Veronica Rueckert: This is fascinating research out of Northwestern University’s School of Law. When female U.S. Supreme Court Justices were early on in their terms, they would couch what they’re going to say during oral arguments in polite language. What they seem to have discovered, whether or not this was conscious or not, was that they got interrupted. If you look at the way it evolved, the women on the court have learned to talk like men as time went on. So that means they just cut right in, said what they had to say, and then got out again, and then they got interrupted less frequently. We’re in this liminal period right now where women are not there in numbers as great as men in corporate leadership, in politics, in Hollywood, and so women do adapt, and one of the ways they adapt is by talking like the guys. It’s both inspiring to me because it shows our resilience and their resourcefulness. But it also makes me a little sad, because they had to change the way they spoke in order to be heard.

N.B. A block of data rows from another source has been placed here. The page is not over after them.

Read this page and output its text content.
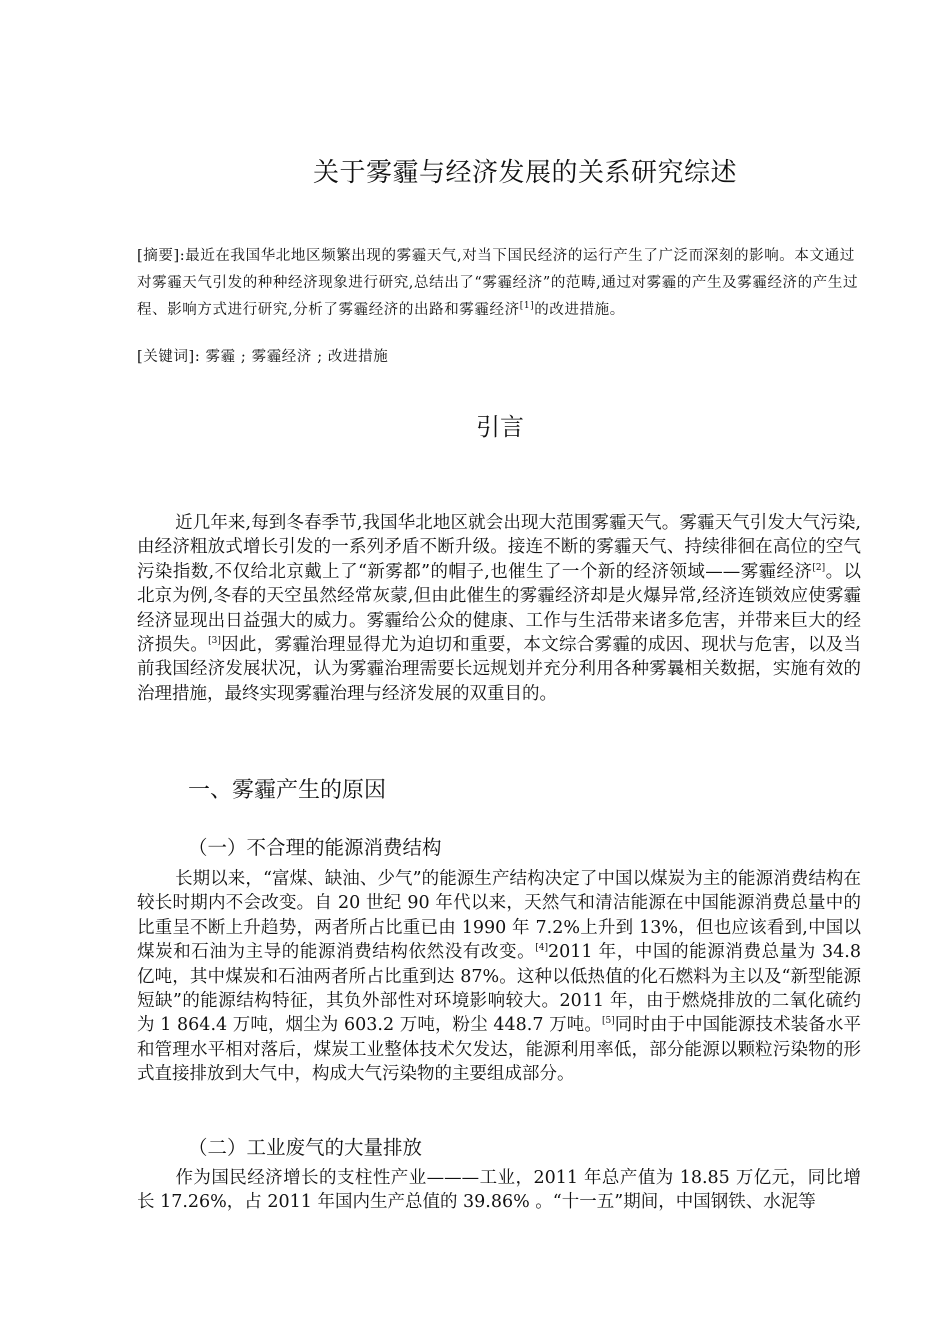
关于雾霾与经济发展的关系研究综述
[摘要]:最近在我国华北地区频繁出现的雾霾天气,对当下国民经济的运行产生了广泛而深刻的影响。本文通过对雾霾天气引发的种种经济现象进行研究,总结出了“雾霾经济”的范畴,通过对雾霾的产生及雾霾经济的产生过程、影响方式进行研究,分析了雾霾经济的出路和雾霾经济[1]的改进措施。
[关键词]: 雾霾 ; 雾霾经济 ; 改进措施
引言
近几年来,每到冬春季节,我国华北地区就会出现大范围雾霾天气。雾霾天气引发大气污染,由经济粗放式增长引发的一系列矛盾不断升级。接连不断的雾霾天气、持续徘徊在高位的空气污染指数,不仅给北京戴上了“新雾都”的帽子,也催生了一个新的经济领域——雾霾经济[2]。以北京为例,冬春的天空虽然经常灰蒙,但由此催生的雾霾经济却是火爆异常,经济连锁效应使雾霾经济显现出日益强大的威力。雾霾给公众的健康、工作与生活带来诸多危害，并带来巨大的经济损失。[3]因此，雾霾治理显得尤为迫切和重要，本文综合雾霾的成因、现状与危害，以及当前我国经济发展状况，认为雾霾治理需要长远规划并充分利用各种雾曩相关数据，实施有效的治理措施，最终实现雾霾治理与经济发展的双重目的。
一、雾霾产生的原因
（一）不合理的能源消费结构
长期以来，“富煤、缺油、少气”的能源生产结构决定了中国以煤炭为主的能源消费结构在较长时期内不会改变。自 20 世纪 90 年代以来，天然气和清洁能源在中国能源消费总量中的比重呈不断上升趋势，两者所占比重已由 1990 年 7.2%上升到 13%，但也应该看到,中国以煤炭和石油为主导的能源消费结构依然没有改变。[4]2011 年，中国的能源消费总量为 34.8 亿吨，其中煤炭和石油两者所占比重到达 87%。这种以低热值的化石燃料为主以及“新型能源短缺”的能源结构特征，其负外部性对环境影响较大。2011 年，由于燃烧排放的二氧化硫约为 1 864.4 万吨，烟尘为 603.2 万吨，粉尘 448.7 万吨。[5]同时由于中国能源技术装备水平和管理水平相对落后，煤炭工业整体技术欠发达，能源利用率低，部分能源以颗粒污染物的形式直接排放到大气中，构成大气污染物的主要组成部分。
（二）工业废气的大量排放
作为国民经济增长的支柱性产业———工业，2011 年总产值为 18.85 万亿元，同比增长 17.26%，占 2011 年国内生产总值的 39.86% 。“十一五”期间，中国钢铁、水泥等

As we see more women in leadership, and in those positions of power, we're going to see more diversity of voices.
The Helm: Do you think we’ll get to a point where women don’t have to do that?
Veronica Rueckert: I absolutely think we will. As we see more women in leadership, and in those positions of power, we’re going to see more diversity of voices, and we’re going to hear a broader array of speaking styles, more diversity in what’s accepted.
The Helm: Can you share the most important exercise that a woman can do to start claiming her voice?
Veronica Rueckert: The most important thing is to start making friends with your belly. Let it fill with air. When you breathe, the shoulders shouldn’t hunch up, that’s a sign of tension, the chest should not heave, just the belly moving with ease. Roll the shoulders back, and when the belly expands, let it out. I encourage women to unwind, de-pretzel themselves, and make peace with their belly. And you know what? Who cares if it’s an inch puffier than it would be, that’s because you’re breathing. That’s what is supposed to happen when you breathe. It’s a good thing. And I think as we begin to do that and take up that space, we will also take up more space with our voices.